Lehtar banka ile lehtar arasındaki garanti sözleşmesince borcu (fiili) tekeffül edilen
kişidir. Mektubun düzenlenmesi karşılığında bankaya komisyon verdiği gibi ayrıca
ödeme durumunda bankanın kendisine rücu edebilmesi için de bankayla bir karşı
garanti akdetmektedir (Kontr-garanti). Teminat mektubu kıymetli evrak olmadığı için
haczi mümkün değildir, buna karşılık rizikonun gerçekleşmesi nedeniyle muhatap
lehine bir alacağın doğması halinde bu alacağın genel hükümlere göre haczi
mümkündür.
Zamanaşımı
Burada zaman aşımı riskin doğumu ile başlar ve zamanaşımı süresi 10 yıldır. Bu süre
karşı garanti (Kontr-garanti) içinde geçerlidir.
tekeffül etmektedir. Akdin tarafları ilk kefil ile rücuna kefildir. Bu kefalet adi kefalet
niteliğindedir.
14. SAKLAMA SÖZLEŞMELERİ ( vedia sözleşmeleri)
Saklama sözleşmesi, saklayanın, saklatanın kendisine bıraktığı bir taşınırı güvenli bir
yerde koruma altına almayı üstlendiği sözleşmedir.
Açıkça öngörüldüğü veya durum ve koşullar gerektirdiği takdirde, saklayan ücret
isteyebilir.
Saklatanın borçları
 Saklatan, sözleşmenin ifasının zorunlu kıldığı bütün masrafları ödemekle
yükümlüdür.
 Saklatan, kendi kusurundan ileri gelmediğini ispat etmedikçe, saklayanın
saklamadan doğan zararlarını gidermekle yükümlüdür.
Saklayanın borçları
1. Kullanım yasağı: Saklayan, saklatanın izni olmadıkça saklananı kullanamaz.
2. Geri verme: Saklama sözleşmesinde bir süre belirlenmiş olsa bile saklayan,
saklatanın her zaman ileri sürebileceği istemi üzerine, saklananı bütün çoğalmalarıyla
birlikte geri vermekle yükümlüdür.
Özel durumlar
1) Saklayan, belirlenmiş olan sürenin sona ermesinden önce saklananı geri veremez.
Ancak saklayan, öngörülemeyen durumlar dolayısıyla sözleşmenin devamı
saklanan için tehlikeli veya kendisi için zararlı olursa, belirlenen sürenin sona
ermesinden önce de geri verebilir.
2) Süre belirlenmemişse, saklayan saklananı her zaman geri verebilir.
3) Geri verme yeri: Saklanan, masrafları ve hasarı saklatana ait olmak üzere,
korunması gereken yerde geri verilir.
HAVALE
Havale, havale edenin, kendi hesabına, para, kıymetli evrak ya da diğer bir mislî
eşyayı havale alıcısına vermek üzere havale ödeyicisini; bunları kendi adına kabul
etmek üzere havale alıcısını yetkili kıldığı bir hukuki işlemdir.

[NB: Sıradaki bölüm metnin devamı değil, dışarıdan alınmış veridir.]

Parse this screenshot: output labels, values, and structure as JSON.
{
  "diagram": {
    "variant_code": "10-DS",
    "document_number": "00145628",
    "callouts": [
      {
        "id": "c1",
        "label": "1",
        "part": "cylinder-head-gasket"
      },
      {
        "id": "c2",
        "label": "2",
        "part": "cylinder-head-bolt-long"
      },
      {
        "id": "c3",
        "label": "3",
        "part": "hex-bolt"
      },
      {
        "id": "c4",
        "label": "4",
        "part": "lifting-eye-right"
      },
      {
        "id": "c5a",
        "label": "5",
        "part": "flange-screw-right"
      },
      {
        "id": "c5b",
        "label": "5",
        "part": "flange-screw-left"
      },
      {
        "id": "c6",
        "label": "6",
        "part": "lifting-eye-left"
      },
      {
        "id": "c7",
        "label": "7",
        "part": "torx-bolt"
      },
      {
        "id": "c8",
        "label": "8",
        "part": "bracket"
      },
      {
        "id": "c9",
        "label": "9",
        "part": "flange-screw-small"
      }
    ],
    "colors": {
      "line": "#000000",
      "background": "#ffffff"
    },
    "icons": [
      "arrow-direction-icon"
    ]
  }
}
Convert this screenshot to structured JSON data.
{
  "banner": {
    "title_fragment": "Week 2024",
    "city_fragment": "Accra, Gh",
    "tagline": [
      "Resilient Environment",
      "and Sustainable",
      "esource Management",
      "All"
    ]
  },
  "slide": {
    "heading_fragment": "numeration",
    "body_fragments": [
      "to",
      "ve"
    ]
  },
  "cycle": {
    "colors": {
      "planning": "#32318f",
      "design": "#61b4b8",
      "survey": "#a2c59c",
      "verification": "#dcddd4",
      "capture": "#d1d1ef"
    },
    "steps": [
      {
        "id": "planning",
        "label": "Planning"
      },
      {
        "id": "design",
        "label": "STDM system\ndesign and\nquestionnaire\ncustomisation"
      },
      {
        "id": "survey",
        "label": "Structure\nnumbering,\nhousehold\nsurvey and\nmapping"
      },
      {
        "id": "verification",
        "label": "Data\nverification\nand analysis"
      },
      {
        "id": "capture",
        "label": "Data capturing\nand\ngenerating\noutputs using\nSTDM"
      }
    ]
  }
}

Havale tek taraflı bir irade açıklamasıyla havale ödeyicisine ödeme, havale alıcısına
ise alma (kabz) yetkisi vermektedir.
Havalenin konusu nakit veya kıymetli evrak ve sair misli şeyler olarak ifade edilir.
Havale tam anlamıyla bir sözleşme değil aksine tek taraflı fakat varması gerekli bir
hukuki işlemi ifade eder.
Havale, havale edenin havale alıcısına olan borcunun ifası amacıyla yapılıyorsa, bu
borç ancak havale ödeyicisinin borcu ifa etmesiyle sona erer.